Prices continue to fall in euro zone as core inflation creeps up
Eurostat says euro zone inflation was expected to be -0.1% in May
Mario Draghi: The president of the European Central Bank is unlikely this week to push for an intensified bond-buying or to bring interest rates deeper into negative territory. Photo: David Sleator/The Irish Times
Euro zone prices continued to fall last month, in defiance of a reinforced European Central Bank campaign to spur inflation in the single currency area.
Two days before ECB governors gather to set interest rates at a meeting in Vienna, new data showed that the rate at which prices fell eased in May from the previous month.
Eurostat, the EU’s statistical agency, said euro zone inflation was expected to be minus 0.1 per cent in May, up from minus 0.2 per cent in April yet still the fourth consecutive month of decline.
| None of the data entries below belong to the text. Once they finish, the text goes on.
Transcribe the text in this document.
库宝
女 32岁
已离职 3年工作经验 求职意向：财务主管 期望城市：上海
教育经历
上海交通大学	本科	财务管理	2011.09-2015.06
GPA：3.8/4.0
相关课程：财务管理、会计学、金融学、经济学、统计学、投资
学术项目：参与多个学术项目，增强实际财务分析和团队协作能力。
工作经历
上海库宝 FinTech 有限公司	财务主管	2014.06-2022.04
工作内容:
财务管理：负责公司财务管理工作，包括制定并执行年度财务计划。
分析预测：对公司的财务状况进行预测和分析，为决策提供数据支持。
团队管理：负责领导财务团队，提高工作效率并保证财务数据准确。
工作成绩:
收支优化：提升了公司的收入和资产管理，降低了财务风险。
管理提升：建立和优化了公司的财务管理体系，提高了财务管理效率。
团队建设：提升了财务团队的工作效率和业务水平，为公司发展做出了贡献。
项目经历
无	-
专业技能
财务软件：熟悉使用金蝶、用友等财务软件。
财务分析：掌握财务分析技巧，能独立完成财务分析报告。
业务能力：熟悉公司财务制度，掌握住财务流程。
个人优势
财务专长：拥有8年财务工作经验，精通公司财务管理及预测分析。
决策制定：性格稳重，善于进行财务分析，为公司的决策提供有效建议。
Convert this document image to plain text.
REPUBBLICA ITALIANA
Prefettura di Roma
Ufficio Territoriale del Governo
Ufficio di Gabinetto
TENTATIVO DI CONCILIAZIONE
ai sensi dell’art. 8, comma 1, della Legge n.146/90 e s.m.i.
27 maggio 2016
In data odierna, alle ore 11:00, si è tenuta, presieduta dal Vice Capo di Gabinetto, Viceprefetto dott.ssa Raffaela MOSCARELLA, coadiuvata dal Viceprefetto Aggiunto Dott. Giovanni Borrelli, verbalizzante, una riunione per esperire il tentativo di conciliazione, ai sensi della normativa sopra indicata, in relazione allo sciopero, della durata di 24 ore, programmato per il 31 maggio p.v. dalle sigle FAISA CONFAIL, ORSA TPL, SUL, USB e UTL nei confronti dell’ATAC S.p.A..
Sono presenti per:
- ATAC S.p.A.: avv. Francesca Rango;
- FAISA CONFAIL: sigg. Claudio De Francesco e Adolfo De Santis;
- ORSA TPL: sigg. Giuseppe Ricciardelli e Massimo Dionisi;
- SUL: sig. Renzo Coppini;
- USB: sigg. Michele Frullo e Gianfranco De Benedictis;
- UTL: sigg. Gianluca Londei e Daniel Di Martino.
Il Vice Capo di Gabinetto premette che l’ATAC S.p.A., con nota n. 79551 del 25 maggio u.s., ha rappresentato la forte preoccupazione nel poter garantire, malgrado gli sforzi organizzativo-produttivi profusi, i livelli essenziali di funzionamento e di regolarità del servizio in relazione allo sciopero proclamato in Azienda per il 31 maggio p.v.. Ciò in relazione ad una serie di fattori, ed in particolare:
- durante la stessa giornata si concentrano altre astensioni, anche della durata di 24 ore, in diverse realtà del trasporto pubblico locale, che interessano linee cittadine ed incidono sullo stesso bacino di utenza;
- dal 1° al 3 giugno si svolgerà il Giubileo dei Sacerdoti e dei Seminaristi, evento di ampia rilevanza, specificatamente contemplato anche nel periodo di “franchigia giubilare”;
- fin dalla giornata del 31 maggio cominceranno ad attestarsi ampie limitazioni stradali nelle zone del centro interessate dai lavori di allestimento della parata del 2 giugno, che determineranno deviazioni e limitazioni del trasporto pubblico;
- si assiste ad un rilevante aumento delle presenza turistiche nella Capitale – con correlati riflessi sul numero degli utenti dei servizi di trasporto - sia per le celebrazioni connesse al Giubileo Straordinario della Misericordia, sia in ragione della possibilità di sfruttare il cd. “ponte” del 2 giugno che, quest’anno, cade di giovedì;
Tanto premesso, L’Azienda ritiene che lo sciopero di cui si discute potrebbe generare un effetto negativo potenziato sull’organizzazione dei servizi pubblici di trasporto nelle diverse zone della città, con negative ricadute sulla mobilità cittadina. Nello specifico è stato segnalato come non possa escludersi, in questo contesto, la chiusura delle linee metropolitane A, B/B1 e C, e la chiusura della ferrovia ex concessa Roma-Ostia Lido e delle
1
The biggest price change was in the energy sector, where the annual rate at which prices dropped eased to 8.1 per cent in May from 8.7 in April.
Data show that the core inflation rate, which strips out volatile elements such as food and energy, accelerated to 0.8 per cent from 0.7 per cent in April.
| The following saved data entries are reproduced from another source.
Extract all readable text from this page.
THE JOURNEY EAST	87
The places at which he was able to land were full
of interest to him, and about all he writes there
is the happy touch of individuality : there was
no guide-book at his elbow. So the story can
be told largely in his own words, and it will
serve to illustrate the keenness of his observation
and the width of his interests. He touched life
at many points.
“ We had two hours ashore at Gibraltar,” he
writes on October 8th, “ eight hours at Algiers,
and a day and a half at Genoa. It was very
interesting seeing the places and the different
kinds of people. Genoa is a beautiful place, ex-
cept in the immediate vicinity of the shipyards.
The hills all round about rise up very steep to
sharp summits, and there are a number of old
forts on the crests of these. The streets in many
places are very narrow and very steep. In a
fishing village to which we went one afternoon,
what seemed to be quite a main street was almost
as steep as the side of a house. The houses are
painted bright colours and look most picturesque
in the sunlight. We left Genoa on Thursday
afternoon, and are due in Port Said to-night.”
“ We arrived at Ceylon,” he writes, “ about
In spite of a big boost to the ECB’s contentious quantitative easing programme in March, the bank is still struggling to achieve a decisive turnaround in the outlook for growth and prices.
However, ECB president Mario Draghi is unlikely this week to push for an intensified bond-buying or to bring interest rates deeper into negative territory.
“We do not expect any change in monetary policy to be announced by the ECB, the Federal Reserve or the Bank of Japan in June, but statements and guidance will be watched closely,” said analysts at UBS in London.
Eurostat said prices for services were projected to have the highest annual inflation rate in May, up 1 per cent from 0.9 per cent in April.
The ECB will present its new staff forecasts after its governors meet, data which will set the ground for any discussion within the bank of new measures to fortify the euro zone economy.